Ancora oggi, la desolata abetaia di Verdun, con il suo fango tenace e i suoi mostruosi ruderi in cemento armato, anneriti e frantumati da milioni di granate, rappresenta un angosciante monumento alla follia umana e alla capacità degli uomini di distruggersi l’un l’altro.
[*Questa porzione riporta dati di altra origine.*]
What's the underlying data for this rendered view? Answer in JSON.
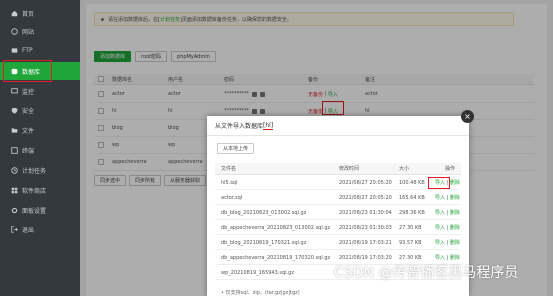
{
  "sidebar": {
    "items": [
      {
        "label": "首页",
        "icon": "home-icon"
      },
      {
        "label": "网站",
        "icon": "globe-icon"
      },
      {
        "label": "FTP",
        "icon": "ftp-icon"
      },
      {
        "label": "数据库",
        "icon": "database-icon",
        "active": true
      },
      {
        "label": "监控",
        "icon": "monitor-icon"
      },
      {
        "label": "安全",
        "icon": "shield-icon"
      },
      {
        "label": "文件",
        "icon": "folder-icon"
      },
      {
        "label": "终端",
        "icon": "terminal-icon"
      },
      {
        "label": "计划任务",
        "icon": "clock-icon"
      },
      {
        "label": "软件商店",
        "icon": "store-icon"
      },
      {
        "label": "面板设置",
        "icon": "gear-icon"
      },
      {
        "label": "退出",
        "icon": "logout-icon"
      }
    ]
  },
  "notice": {
    "before": "请在添加数据库后，在[",
    "link": "计划任务",
    "after": "]页面添加数据库备份任务，以确保您的数据安全。"
  },
  "toolbar": {
    "add_label": "添加数据库",
    "root_label": "root密码",
    "pma_label": "phpMyAdmin"
  },
  "table": {
    "headers": [
      "数据库名",
      "用户名",
      "密码",
      "备份",
      "备注"
    ],
    "rows": [
      {
        "name": "actor",
        "user": "actor",
        "password": "**********",
        "backup": "无备份",
        "import": "导入",
        "note": "actor"
      },
      {
        "name": "hl",
        "user": "hl",
        "password": "**********",
        "backup": "无备份",
        "import": "导入",
        "note": "hl"
      },
      {
        "name": "blog",
        "user": "blog",
        "password": "**********",
        "backup": "",
        "import": "",
        "note": ""
      },
      {
        "name": "wp",
        "user": "wp",
        "password": "**********",
        "backup": "",
        "import": "",
        "note": ""
      },
      {
        "name": "appecheverra",
        "user": "appecheverra",
        "password": "",
        "backup": "",
        "import": "",
        "note": ""
      }
    ]
  },
  "bottom_buttons": [
    "同步选中",
    "同步所有",
    "从服务器获取"
  ],
  "dialog": {
    "title_prefix": "从文件导入数据库",
    "title_db": "[hl]",
    "close": "×",
    "upload_label": "从本地上传",
    "headers": [
      "文件名",
      "修改时间",
      "大小",
      "操作"
    ],
    "files": [
      {
        "name": "hl5.sql",
        "time": "2021/08/27 20:05:20",
        "size": "100.48 KB",
        "import": "导入",
        "delete": "删除"
      },
      {
        "name": "actor.sql",
        "time": "2021/08/27 20:05:20",
        "size": "165.64 KB",
        "import": "导入",
        "delete": "删除"
      },
      {
        "name": "db_blog_20210823_013002.sql.gz",
        "time": "2021/08/23 01:30:04",
        "size": "298.36 KB",
        "import": "导入",
        "delete": "删除"
      },
      {
        "name": "db_appecheverra_20210823_013002.sql.gz",
        "time": "2021/08/23 01:30:03",
        "size": "27.30 KB",
        "import": "导入",
        "delete": "删除"
      },
      {
        "name": "db_blog_20210819_170321.sql.gz",
        "time": "2021/08/19 17:03:21",
        "size": "93.57 KB",
        "import": "导入",
        "delete": "删除"
      },
      {
        "name": "db_appecheverra_20210819_170320.sql.gz",
        "time": "2021/08/19 17:03:20",
        "size": "27.30 KB",
        "import": "导入",
        "delete": "删除"
      },
      {
        "name": "wp_20210819_165943.sql.gz",
        "time": "",
        "size": "",
        "import": "",
        "delete": ""
      }
    ],
    "footer": "• 仅支持sql、zip、(tar.gz|gz|tgz)"
  },
  "watermark": "CSDN @传智播客黑马程序员",
  "colors": {
    "accent": "#20a53a",
    "highlight": "#e02020",
    "sidebar": "#33393d"
  }
}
E, ancora oggi, Verdun è un campo di battaglia pericoloso, per l’incalcolabile quantità di ordigni inesplosi che giacciono nel suo sottosuolo.
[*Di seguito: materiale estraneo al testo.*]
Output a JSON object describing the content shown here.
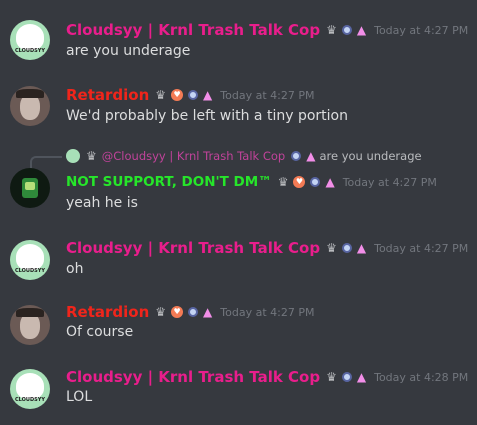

In questo paragrafo, per ragioni di spazio, ci limiteremo a descrivere il contesto della grande battaglia, indicandone gli obiettivi, mentre, via via che ci addentreremo nell’analisi dei fatti bellici dell’anno 1916, esamineremo gli aspetti più specifici delle varie fasi dello scontro.
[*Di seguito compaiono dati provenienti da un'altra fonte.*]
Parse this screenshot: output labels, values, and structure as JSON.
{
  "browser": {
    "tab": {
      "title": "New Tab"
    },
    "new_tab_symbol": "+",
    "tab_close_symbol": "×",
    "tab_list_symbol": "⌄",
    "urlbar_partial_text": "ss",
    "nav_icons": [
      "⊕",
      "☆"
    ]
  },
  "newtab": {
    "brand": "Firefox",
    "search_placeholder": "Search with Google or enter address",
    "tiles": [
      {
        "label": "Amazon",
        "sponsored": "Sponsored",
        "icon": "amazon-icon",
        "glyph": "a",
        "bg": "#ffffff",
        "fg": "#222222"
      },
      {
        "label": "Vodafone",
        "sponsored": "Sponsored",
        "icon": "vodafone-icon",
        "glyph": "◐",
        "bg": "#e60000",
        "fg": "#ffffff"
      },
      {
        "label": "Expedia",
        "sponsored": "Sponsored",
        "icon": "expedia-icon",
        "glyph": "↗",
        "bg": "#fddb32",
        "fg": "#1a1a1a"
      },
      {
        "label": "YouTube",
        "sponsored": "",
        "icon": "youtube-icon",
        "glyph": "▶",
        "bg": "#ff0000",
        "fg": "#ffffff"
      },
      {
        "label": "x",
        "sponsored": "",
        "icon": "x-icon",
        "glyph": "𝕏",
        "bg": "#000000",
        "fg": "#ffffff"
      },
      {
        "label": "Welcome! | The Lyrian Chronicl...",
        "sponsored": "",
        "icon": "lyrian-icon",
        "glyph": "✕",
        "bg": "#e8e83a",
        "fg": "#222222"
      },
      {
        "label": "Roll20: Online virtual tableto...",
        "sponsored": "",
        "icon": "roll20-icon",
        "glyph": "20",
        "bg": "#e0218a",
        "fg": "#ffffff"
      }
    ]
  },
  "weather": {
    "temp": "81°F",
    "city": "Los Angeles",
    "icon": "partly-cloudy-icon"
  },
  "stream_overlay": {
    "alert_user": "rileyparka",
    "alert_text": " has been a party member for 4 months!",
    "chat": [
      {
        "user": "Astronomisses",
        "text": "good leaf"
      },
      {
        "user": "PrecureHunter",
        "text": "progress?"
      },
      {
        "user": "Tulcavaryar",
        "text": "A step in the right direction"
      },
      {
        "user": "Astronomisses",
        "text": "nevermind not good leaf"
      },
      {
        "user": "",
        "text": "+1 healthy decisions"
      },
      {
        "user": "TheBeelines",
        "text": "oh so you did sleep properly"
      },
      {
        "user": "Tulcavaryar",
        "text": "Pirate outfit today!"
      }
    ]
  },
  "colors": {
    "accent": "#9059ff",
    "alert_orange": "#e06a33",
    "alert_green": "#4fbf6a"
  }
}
Cominciamo col dire che la cittadina di Verdun, da sempre piazzaforte di confine tra il mondo francese e quello germanico, nel 1916 non aveva affatto un’importanza strategica tale da giustificare la sua scelta come epicentro di un attacco tanto colossale: ormai, i grandi sistemi fortificati nati nel XVII secolo (erroneamente, si crede che Verdun sia stata progettata dal celebre Vauban, ma non è così) e via via ammodernati non rappresentavano più un cardine efficace per la difesa, sostituiti da un più agile sistema di trincee e fortificazioni campali.

Verdun

Tuttavia, dopo la sconfitta francese nella guerra franco-prussiana del 1870, Verdun venne inserita nel vasto sistema fortificato noto come Séré de Rivières, e fu circondata da una corona di moderne fortezze corazzate, poste diversi chilometri fuori dalla città: questi forti vennero sempre modificati, col variare delle esigenze militari e molti di loro, al tempo della battaglia venivano considerati lo stato dell’arte in materia di fortificazioni in cemento armato.

Inoltre, la città era difesa su tre lati dalla biforcazione tra il fiume Mosa e il canale Sainte Vanne e questo, nei secoli, determinò la sua fortuna come piazzaforte militare. Va da sé che un simile ostacolo non sarebbe stato insuperabile per un moderno esercito, ma questo particolare va segnalato perché contribuiva a fare di Verdun l’icona di una difesa ad oltranza agli occhi dei francesi: e proprio su questo, paradossalmente, contava l’alto comando germanico, quando decise di scatenare contro la cittadina un’apocalisse senza precedenti. Perché il progetto elaborato dal capo di stato maggiore germanico, il generale Erich von Falkenhayn, subentrato a Moltke dopo la battaglia della Marna, si basava proprio sul fattore psicologico: sul mito di Verdun, Termopili di Francia, che i francesi non avrebbero mai potuto abbandonare al nemico.

Verdun

Attaccando sulla Woevre, dunque, Falkenhayn avrebbe costretto l’esercito francese in un saliente, in cui sarebbero stati inceneriti i reparti che, continuamente, fossero affluiti in prima linea lungo l’unica direttrice d’accesso, rappresentata dalla strada proveniente da Bar le Duc: quella che sarebbe passata alla storia col nome di Voie Sacrée.

Insomma, Verdun, nei piani germanici, avrebbe dovuto essere l’incudine su cui distruggere a martellate il potenziale umano della Francia, dissanguandola, letteralmente, divisione dopo divisione, brigata dopo brigata. Nasceva un nuovo concetto di guerra: dopo che l’idea di guerra tradizionale era stato superato dalla guerra totale, dal Materialschlacht, il semplice scontro di materiali lasciò il posto ad una nuova impostazione bellica, la “guerra di consunzione”, il cui obiettivo era quello di esaurire l’esercito nemico nella sua componente umana, per costringere l’avversario a chiedere la pace, sotto il peso delle perdite insopportabili.

Questo obiettivo, in definitiva, sarebbe stato mancato: tuttavia, gli organici dell’esercito francese, dopo Verdun, non sarebbero mai risaliti ai livelli precedenti la grande battaglia. Un’intera generazione di francesi era stata cancellata dalla faccia della terra e la Francia non riuscì più a riempire i vuoti causati tra le sue fila dalla colossale strage.

Neppure la Germania, però, avrebbe tratto giovamento da Verdun: anche le sue perdite furono spaventose e gli effetti psicologici della battaglia sui francesi sarebbero stati positivamente influenzati dalla resistenza vittoriosa, mentre il mancato sfondamento germanico avrebbe depresso il morale dei combattenti tedeschi.